Le ton se fait plus ferme
A peine cette alliance scellée qu’elle affiche déjà ses ambitions politiques: atteindre les plus hauts sommets de l’Etat.
A défaut de bomber le torse, les islamistes algériens, grisés par la vague verte qui a déferlé en Afrique du Nord, ne veulent pas céder un pouce de leur «territoire». Et de le démontrer par une présence accrue sur le terrain vague déserté par les démocrates, ils multiplient les promesses et les propositions, voire – s’il le faut – musclent leur discours. Abdelmadjid Menasra apostrophe le Premier ministre, Bouguerra Soltani veut une Constitution faite sur mesure par et pour les islamistes et Fateh Rebaï promet un gouvernement populaire. Un discours ficelé avec soin pour ne pas réveiller des blessures encore vives chez le peuple algérien. Mais il y a une faille dans la cuirasse car le jargon utilisé trahit les ambitions d’un Etat islamique jusque-là timidement affichées. Le cofondateur de l’alliance verte, excelle dans la surenchère politicienne.
S’exprimant à l’occasion d’un meeting populaire, M.Soltani a indiqué que le Parlement qui émanera du scrutin du 10 mai prochain «doit être capable de mener seul l’élaboration de la future Constitution, loin de toute pression ou ingérence», ajoutant que cette «Constitution doit aboutir à l’émergence d’un système parlementaire susceptible de traduire, en réalité, les aspirations du peuple algérien». Cette déclaration sonne comme un avertissement pour on ne sait qui? Sinon, pourquoi insister sur une évidence si ce n’est une arrière-pensée de ce pratiquant de l’entrisme à outrance.
Si cette déclaration venait d’un islamiste pur et dur qui a de la consistance et de la constance dans ses positions et approches politiques, on aurait dit qu’il aurait commis une erreur de stratégie par euphorisme.
Or, faut-il faire confiance à Bouguerra Soltani dont même l’électorat et le vivier commun d’où il puise la mouvance islamiste, lui reprochent son opportunisme démesuré: «Après avoir passé près de dix ans dans l’antre du pouvoir, participé et cautionné toutes les dérives, il n’a pas hésité à s’aligner du côté des islamistes. Que fera-t-il demain si un autre camp lui faisait appel, des étrangers le soudoyaient, ne risque-t-il pas d’aller jusqu’à menacer les intérêts du pays?» s’interrogent les citoyens encore.
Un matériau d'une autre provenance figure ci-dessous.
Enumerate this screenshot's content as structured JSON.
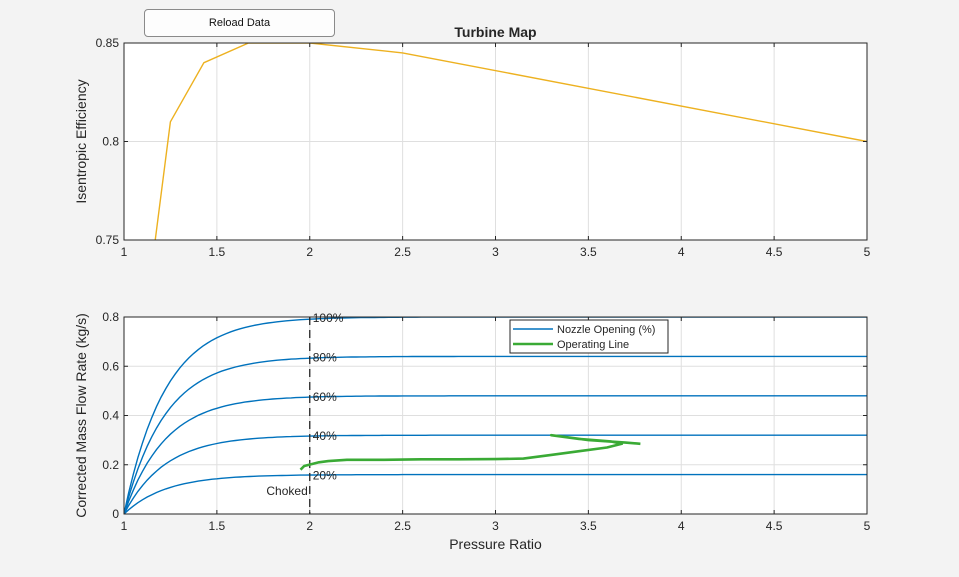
{
  "controls": {
    "reload_label": "Reload Data"
  },
  "chart_data": [
    {
      "type": "line",
      "title": "Turbine Map",
      "xlabel": "",
      "ylabel": "Isentropic Efficiency",
      "xlim": [
        1,
        5
      ],
      "ylim": [
        0.75,
        0.85
      ],
      "xticks": [
        1,
        1.5,
        2,
        2.5,
        3,
        3.5,
        4,
        4.5,
        5
      ],
      "xtick_labels": [
        "1",
        "1.5",
        "2",
        "2.5",
        "3",
        "3.5",
        "4",
        "4.5",
        "5"
      ],
      "yticks": [
        0.75,
        0.8,
        0.85
      ],
      "ytick_labels": [
        "0.75",
        "0.8",
        "0.85"
      ],
      "grid": true,
      "series": [
        {
          "color": "#EDB120",
          "x": [
            1.1,
            1.25,
            1.43,
            1.67,
            2.0,
            2.5,
            5.0
          ],
          "y": [
            0.7,
            0.81,
            0.84,
            0.85,
            0.85,
            0.845,
            0.8
          ]
        }
      ]
    },
    {
      "type": "line",
      "title": "",
      "xlabel": "Pressure Ratio",
      "ylabel": "Corrected Mass Flow Rate (kg/s)",
      "xlim": [
        1,
        5
      ],
      "ylim": [
        0,
        0.8
      ],
      "xticks": [
        1,
        1.5,
        2,
        2.5,
        3,
        3.5,
        4,
        4.5,
        5
      ],
      "xtick_labels": [
        "1",
        "1.5",
        "2",
        "2.5",
        "3",
        "3.5",
        "4",
        "4.5",
        "5"
      ],
      "yticks": [
        0,
        0.2,
        0.4,
        0.6,
        0.8
      ],
      "ytick_labels": [
        "0",
        "0.2",
        "0.4",
        "0.6",
        "0.8"
      ],
      "grid": true,
      "legend": {
        "placement": "top-center",
        "entries": [
          {
            "label": "Nozzle Opening (%)",
            "color": "#0072BD"
          },
          {
            "label": "Operating Line",
            "color": "#3AAA35"
          }
        ]
      },
      "nozzle_openings": [
        {
          "label": "20%",
          "mdot_max": 0.16
        },
        {
          "label": "40%",
          "mdot_max": 0.32
        },
        {
          "label": "60%",
          "mdot_max": 0.48
        },
        {
          "label": "80%",
          "mdot_max": 0.64
        },
        {
          "label": "100%",
          "mdot_max": 0.8
        }
      ],
      "choke": {
        "pressure_ratio": 2.0,
        "label": "Choked"
      },
      "operating_line": {
        "x": [
          1.95,
          1.97,
          2.05,
          2.1,
          2.2,
          2.4,
          2.6,
          2.8,
          3.0,
          3.15,
          3.3,
          3.45,
          3.6,
          3.68,
          3.62,
          3.45,
          3.3,
          3.5,
          3.7,
          3.78
        ],
        "y": [
          0.18,
          0.195,
          0.21,
          0.215,
          0.22,
          0.22,
          0.222,
          0.222,
          0.223,
          0.225,
          0.24,
          0.255,
          0.27,
          0.285,
          0.295,
          0.305,
          0.32,
          0.3,
          0.29,
          0.285
        ]
      }
    }
  ]
}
Pour sa part, le secrétaire général du mouvement En Nahda, Fateh Rebaï, a affiché les ambitions du conglomérat politique islamiste dénommé «Algérie verte».
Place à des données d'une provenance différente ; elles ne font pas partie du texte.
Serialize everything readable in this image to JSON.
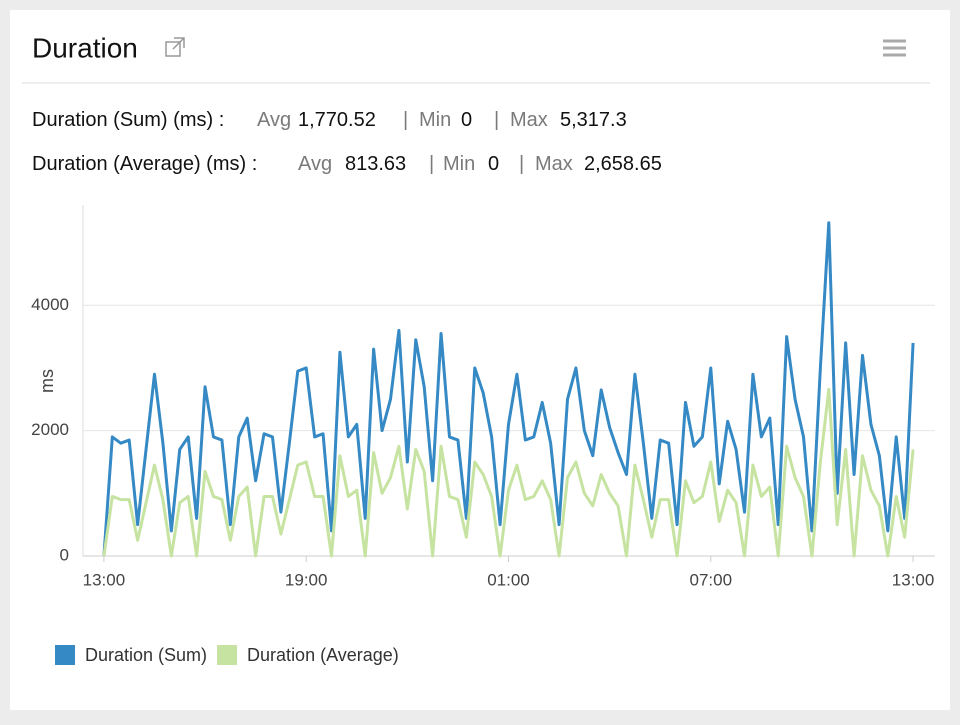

«Nous sommes sortis de l’esprit partisan étroit pour s’allier dans le cadre de ‘l’Algérie verte » dans le but d’écarter l’actuel gouvernement et constituer un gouvernement populaire», a-t-il déclaré dans un meeting hier à Oran. Il s’est longuement attardé sur les enjeux des élections législatives du 10 mai et l’alliance des partis islamistes autour de projet baptisé «Algérie verte» et ce, tout en expliquant les objectifs principaux de cette union. Ainsi donc, à peine cette alliance islamiste scellée que ses ambitions politiques commencent à se dessiner: il s’agit d’atteindre les plus hauts sommets de l’Etat.
En effet, le mouvement En Nahda l’a annoncé clairement: les partis composant l’alliance de l’Algérie verte tendent à se placer en tant que force parlementaire importante aux fins de procéder aux changements au sein même de l’Assemblée populaire nationale.
Fateh Rebaï est très explicite: «Nous nous sommes alliés pour corriger le cours des réformes et ce, lors de la prochaine Assemblée populaire nationale.» Se voulant être à la fois sûr et rassurant, le leader du mouvement En Nahda a mis en garde contre toute tentative de fausser les résultats des élections du 10 mai. «Toute main touchant aux résultats des urnes est traître aux martyrs de la révolution de la Libération nationale», a-t-il lancé.
Sur un autre registre, le paysage politique de la deuxième ville du pays a totalement changé de façade et de rapports de force ces derniers jours, la scène politique connaît une effervescence sans précédent. Si les états-majors de toutes les formations politiques sont en alerte rouge, les bases locales ne sont pas en reste. La mobilisation est perceptible un peu partout.
Sachant que tous les chemins mènent à l’hémicycle de Zighout-Youcef, tous les coups sont permis et toutes les pistes sont bonnes à emprunter. L’enjeu est de taille tandis que la guerre est de plus en plus acharnée et ce, à la moindre petite rumeur, faussant tous les calculs, jetée dans la rue en vue de sonder les réactions des populations locales.